Updated news on the Gambino, Genovese, Bonanno, Lucchese and Colombo Organized Crime Families of New York City.

Tuesday, December 3, 2013

Bent Finger Lou continues testimony during Philadelphia trial

Louis "Bent Finger Lou" Monacello didn't deny that he was cheating on his first wife.

But the mob associate said his business partner, Jack Palermo, was out of line when he told Monacello's wife about it. So he pistol-whipped him, hitting him over the head with the butt of a revolver.

And when another associate lied about $50,000 in gambling debts that he had secretly run up on Monacello, the martial arts trained wiseguy said he "gave him a little kick in the head."

He also acknowledged that he coached three other associates to lie to a Delaware County grand jury that was investigating him in 2008. And that he once told another deadbeat gambler that if he didn't come up with the money he owed, he would be "dead."

Monacello, testifying for the third day in the retrial of mob boss Joseph "Uncle Joe" Ligambi and his nephew George Borgesi, spent most of his time on the witness stand today in a verbal sparring match with Ligambi's lawyer, Edwin Jacobs Jr.

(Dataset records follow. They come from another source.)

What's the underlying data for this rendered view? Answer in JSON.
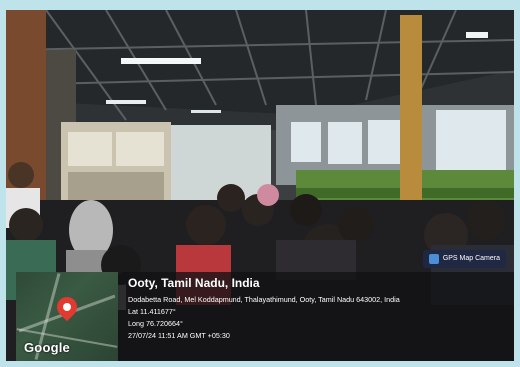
{
  "photo": {
    "description_icon": "photo-scene"
  },
  "map": {
    "logo_text": "Google",
    "pin_icon": "location-pin-icon"
  },
  "badge": {
    "label": "GPS Map Camera",
    "icon": "camera-icon"
  },
  "location": {
    "title": "Ooty, Tamil Nadu, India",
    "address": "Dodabetta Road, Mel Koddapmund, Thalayathimund, Ooty, Tamil Nadu 643002, India",
    "lat": "Lat 11.411677°",
    "long": "Long 76.720664°",
    "timestamp": "27/07/24 11:51 AM GMT +05:30"
  }
}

The cross-examination is expected to continue when the trial resume tomorrow.

Monacello, 47, occasionally showed the flashes of bravado and arrogance that were the hallmarks of his testimony during the first trial -- "I'll get back to you on that," he smugly told Jacobs in response to a question that he couldn't answer. But for the most part he was matter-of-fact in his answers and in many cases got to retell the same incriminating stories about the defendants that he had told during a day and a half of direct testimony that ended earlier today.

"These are things that go on in the mob, we're criminals remember?" Monacello said in response to one question from the defense attorney. At another point he said that he had "general authorization" from Borgesi to conduct his often violent business affairs.

This came after Jacobs cited one threat or assault after another that Monacello had admitted to and each time asked if Borgesi had given him permission.

When it came to collecting gambling or loansharking money -- which he testified repeatedly he shared with Borgesi -- Monacello said he had permission to "do what I had to do."

Monacello's testimony, while potentially damaging to Jacobs' client, is the linchpin of the government's case against Borgesi. Borgesi's attorney, Christopher Warren, is expected to launch an equally pointed and caustic cross-examination sometime tomorrow.